Berberis' World

Rossini, Cherubini, and Paris

by on Nov.15, 2015, under Choir, Concerts, LCS, Personal, Rehearsals

Saturday, 14th November 2015, Goldsmith’s College.

“On the evening of 13 November 2015, a series of coordinated terrorist attacks occurred in Paris, the capital of France, and its northern suburb, Saint-Denis. Beginning at 21:20 CET, three suicide bombers struck near the Stade de France in Saint-Denis, followed by suicide bombings and mass shootings at cafés, restaurants, and a concert hall in Paris. The attackers killed 130 people, including 89 at the Bataclan theatre, where they took hostages before engaging in a stand-off with police. There were 368 people who were wounded, 80-99 seriously so. Seven of the attackers also died, while authorities continued to search for accomplices. The attacks were the deadliest on France since World War II, and the deadliest in the European Union since the Madrid train bombings in 2004. France had been on high alert since the January 2015 attacks in Paris that killed 17 people, including civilians and police officers.” (Taken from Wikipedia, Sunday 27th December.)

This left all of us shocked, angry, and saddened. The mood was subdued at rehearsal and it was decided to dedicate the concert to those killed, for the little good it would do.

But what do you do? Send money, I suppose, and clothes. Maybe food. Moral support. Once you’ve done this, all that is really left is to be bloody thankful that it wasn’t you or your loved ones. Because, for most of us, the fact that there are people in the world who think it’s acceptable to kill anyone who doesn’t agree with them is as incomprehensible as it is terrifying.
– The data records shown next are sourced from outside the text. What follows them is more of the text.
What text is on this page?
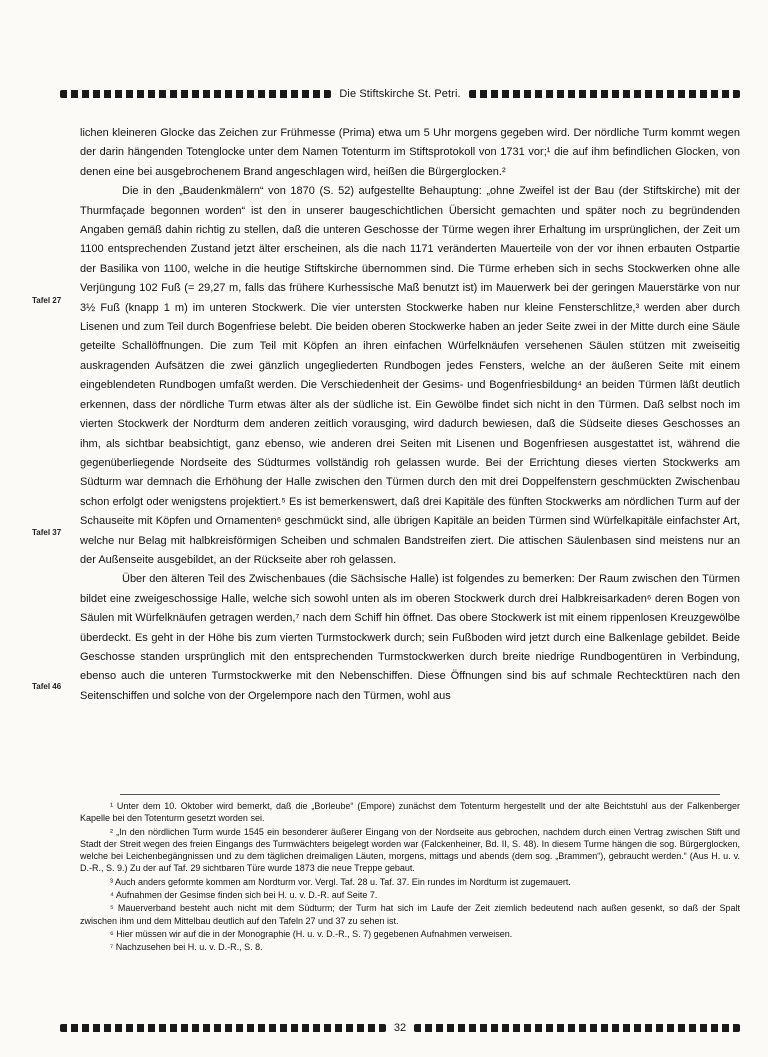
Die Stiftskirche St. Petri.
Tafel 27
Tafel 37
Tafel 46

lichen kleineren Glocke das Zeichen zur Frühmesse (Prima) etwa um 5 Uhr morgens gegeben wird. Der nördliche Turm kommt wegen der darin hängenden Totenglocke unter dem Namen Totenturm im Stiftsprotokoll von 1731 vor;¹ die auf ihm befindlichen Glocken, von denen eine bei ausgebrochenem Brand angeschlagen wird, heißen die Bürgerglocken.²

Die in den „Baudenkmälern“ von 1870 (S. 52) aufgestellte Behauptung: „ohne Zweifel ist der Bau (der Stiftskirche) mit der Thurmfaçade begonnen worden“ ist den in unserer baugeschichtlichen Übersicht gemachten und später noch zu begründenden Angaben gemäß dahin richtig zu stellen, daß die unteren Geschosse der Türme wegen ihrer Erhaltung im ursprünglichen, der Zeit um 1100 entsprechenden Zustand jetzt älter erscheinen, als die nach 1171 veränderten Mauerteile von der vor ihnen erbauten Ostpartie der Basilika von 1100, welche in die heutige Stiftskirche übernommen sind. Die Türme erheben sich in sechs Stockwerken ohne alle Verjüngung 102 Fuß (= 29,27 m, falls das frühere Kurhessische Maß benutzt ist) im Mauerwerk bei der geringen Mauerstärke von nur 3½ Fuß (knapp 1 m) im unteren Stockwerk. Die vier untersten Stockwerke haben nur kleine Fensterschlitze,³ werden aber durch Lisenen und zum Teil durch Bogenfriese belebt. Die beiden oberen Stockwerke haben an jeder Seite zwei in der Mitte durch eine Säule geteilte Schallöffnungen. Die zum Teil mit Köpfen an ihren einfachen Würfelknäufen versehenen Säulen stützen mit zweiseitig auskragenden Aufsätzen die zwei gänzlich ungegliederten Rundbogen jedes Fensters, welche an der äußeren Seite mit einem eingeblendeten Rundbogen umfaßt werden. Die Verschiedenheit der Gesims- und Bogenfriesbildung⁴ an beiden Türmen läßt deutlich erkennen, dass der nördliche Turm etwas älter als der südliche ist. Ein Gewölbe findet sich nicht in den Türmen. Daß selbst noch im vierten Stockwerk der Nordturm dem anderen zeitlich vorausging, wird dadurch bewiesen, daß die Südseite dieses Geschosses an ihm, als sichtbar beabsichtigt, ganz ebenso, wie anderen drei Seiten mit Lisenen und Bogenfriesen ausgestattet ist, während die gegenüberliegende Nordseite des Südturmes vollständig roh gelassen wurde. Bei der Errichtung dieses vierten Stockwerks am Südturm war demnach die Erhöhung der Halle zwischen den Türmen durch den mit drei Doppelfenstern geschmückten Zwischenbau schon erfolgt oder wenigstens projektiert.⁵ Es ist bemerkenswert, daß drei Kapitäle des fünften Stockwerks am nördlichen Turm auf der Schauseite mit Köpfen und Ornamenten⁶ geschmückt sind, alle übrigen Kapitäle an beiden Türmen sind Würfelkapitäle einfachster Art, welche nur Belag mit halbkreisförmigen Scheiben und schmalen Bandstreifen ziert. Die attischen Säulenbasen sind meistens nur an der Außenseite ausgebildet, an der Rückseite aber roh gelassen.

Über den älteren Teil des Zwischenbaues (die Sächsische Halle) ist folgendes zu bemerken: Der Raum zwischen den Türmen bildet eine zweigeschossige Halle, welche sich sowohl unten als im oberen Stockwerk durch drei Halbkreisarkaden⁶ deren Bogen von Säulen mit Würfelknäufen getragen werden,⁷ nach dem Schiff hin öffnet. Das obere Stockwerk ist mit einem rippenlosen Kreuzgewölbe überdeckt. Es geht in der Höhe bis zum vierten Turmstockwerk durch; sein Fußboden wird jetzt durch eine Balkenlage gebildet. Beide Geschosse standen ursprünglich mit den entsprechenden Turmstockwerken durch breite niedrige Rundbogentüren in Verbindung, ebenso auch die unteren Turmstockwerke mit den Nebenschiffen. Diese Öffnungen sind bis auf schmale Rechtecktüren nach den Seitenschiffen und solche von der Orgelempore nach den Türmen, wohl aus

¹ Unter dem 10. Oktober wird bemerkt, daß die „Borleube“ (Empore) zunächst dem Totenturm hergestellt und der alte Beichtstuhl aus der Falkenberger Kapelle bei den Totenturm gesetzt worden sei.

² „In den nördlichen Turm wurde 1545 ein besonderer äußerer Eingang von der Nordseite aus gebrochen, nachdem durch einen Vertrag zwischen Stift und Stadt der Streit wegen des freien Eingangs des Turmwächters beigelegt worden war (Falckenheiner, Bd. II, S. 48). In diesem Turme hängen die sog. Bürgerglocken, welche bei Leichenbegängnissen und zu dem täglichen dreimaligen Läuten, morgens, mittags und abends (dem sog. „Brammen“), gebraucht werden.“ (Aus H. u. v. D.-R., S. 9.) Zu der auf Taf. 29 sichtbaren Türe wurde 1873 die neue Treppe gebaut.

³ Auch anders geformte kommen am Nordturm vor. Vergl. Taf. 28 u. Taf. 37. Ein rundes im Nordturm ist zugemauert.

⁴ Aufnahmen der Gesimse finden sich bei H. u. v. D.-R. auf Seite 7.

⁵ Mauerverband besteht auch nicht mit dem Südturm; der Turm hat sich im Laufe der Zeit ziemlich bedeutend nach außen gesenkt, so daß der Spalt zwischen ihm und dem Mittelbau deutlich auf den Tafeln 27 und 37 zu sehen ist.

⁶ Hier müssen wir auf die in der Monographie (H. u. v. D.-R., S. 7) gegebenen Aufnahmen verweisen.

⁷ Nachzusehen bei H. u. v. D.-R., S. 8.

32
Sadly, there always have been and there always will be those who are so ignorant, so gullible, or so bitter and twisted, that wholesale slaughter of dis- or un-believers is not only acceptable but justified by the religious tract to which they slavishly adhere.

And it is religion at the heart of all of this. Evangelicals of all stripes pick and choose what they like from their chosen book, but endorsements for the most extreme behaviour lurks in the pages of all of them. Some of the most ardent churchgoers I’ve known were guilty of half a dozen of the so-called crimes for which the Christian Bible mandates the death penalty.
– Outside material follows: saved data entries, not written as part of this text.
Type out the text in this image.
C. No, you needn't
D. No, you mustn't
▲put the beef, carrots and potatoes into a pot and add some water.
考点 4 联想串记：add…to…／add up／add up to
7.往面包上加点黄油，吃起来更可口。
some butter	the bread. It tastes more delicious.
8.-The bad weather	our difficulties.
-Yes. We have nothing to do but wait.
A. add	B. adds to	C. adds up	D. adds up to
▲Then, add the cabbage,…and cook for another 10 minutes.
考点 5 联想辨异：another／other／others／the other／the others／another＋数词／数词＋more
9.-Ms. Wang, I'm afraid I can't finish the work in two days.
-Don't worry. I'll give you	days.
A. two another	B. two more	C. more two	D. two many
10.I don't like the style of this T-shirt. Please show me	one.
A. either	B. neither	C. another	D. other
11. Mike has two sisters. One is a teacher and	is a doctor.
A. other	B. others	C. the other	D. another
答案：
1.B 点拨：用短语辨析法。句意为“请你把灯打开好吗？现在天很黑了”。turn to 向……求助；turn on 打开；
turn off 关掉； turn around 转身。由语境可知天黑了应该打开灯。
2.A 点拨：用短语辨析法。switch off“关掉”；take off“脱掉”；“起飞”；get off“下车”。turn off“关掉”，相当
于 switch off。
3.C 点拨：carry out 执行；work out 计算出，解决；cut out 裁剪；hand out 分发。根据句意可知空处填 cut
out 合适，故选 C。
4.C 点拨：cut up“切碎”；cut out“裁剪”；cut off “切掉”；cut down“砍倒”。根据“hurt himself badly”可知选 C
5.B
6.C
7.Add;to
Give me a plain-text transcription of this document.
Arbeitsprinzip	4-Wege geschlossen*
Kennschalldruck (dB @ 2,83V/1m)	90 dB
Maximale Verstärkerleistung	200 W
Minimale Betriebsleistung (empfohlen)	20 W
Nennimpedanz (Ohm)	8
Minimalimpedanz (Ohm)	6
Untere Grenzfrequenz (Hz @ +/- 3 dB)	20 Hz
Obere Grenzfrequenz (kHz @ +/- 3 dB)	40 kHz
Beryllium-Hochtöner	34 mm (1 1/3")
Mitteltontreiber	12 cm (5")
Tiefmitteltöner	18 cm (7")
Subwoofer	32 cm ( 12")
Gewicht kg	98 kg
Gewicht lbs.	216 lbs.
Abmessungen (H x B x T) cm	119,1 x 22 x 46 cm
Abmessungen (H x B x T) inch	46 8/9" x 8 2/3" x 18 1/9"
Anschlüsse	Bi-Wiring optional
Once it was sticks and stones. Now it’s Semtex, suicide bombers, high velocity rifles, planes into buildings, and more, all coordinated through social media. Popular newspapers tell us that we need to be suspicious of anyone who’s different. Those in the silent majority (and I don’t mean frothing-at-the-mouth right/left wing idiots who get more than enough air time/column inches) need to remind themselves and educate the next generation that “an eye for an eye and a tooth for a tooth” leaves the world toothless and blind.

As for the concert, it went well. The audience was large, and generous with their applause. For a couple of hours, in a hall in New Cross – far from the carnage in Paris – a small group of people cooperated with a single purpose, and produced something beautiful.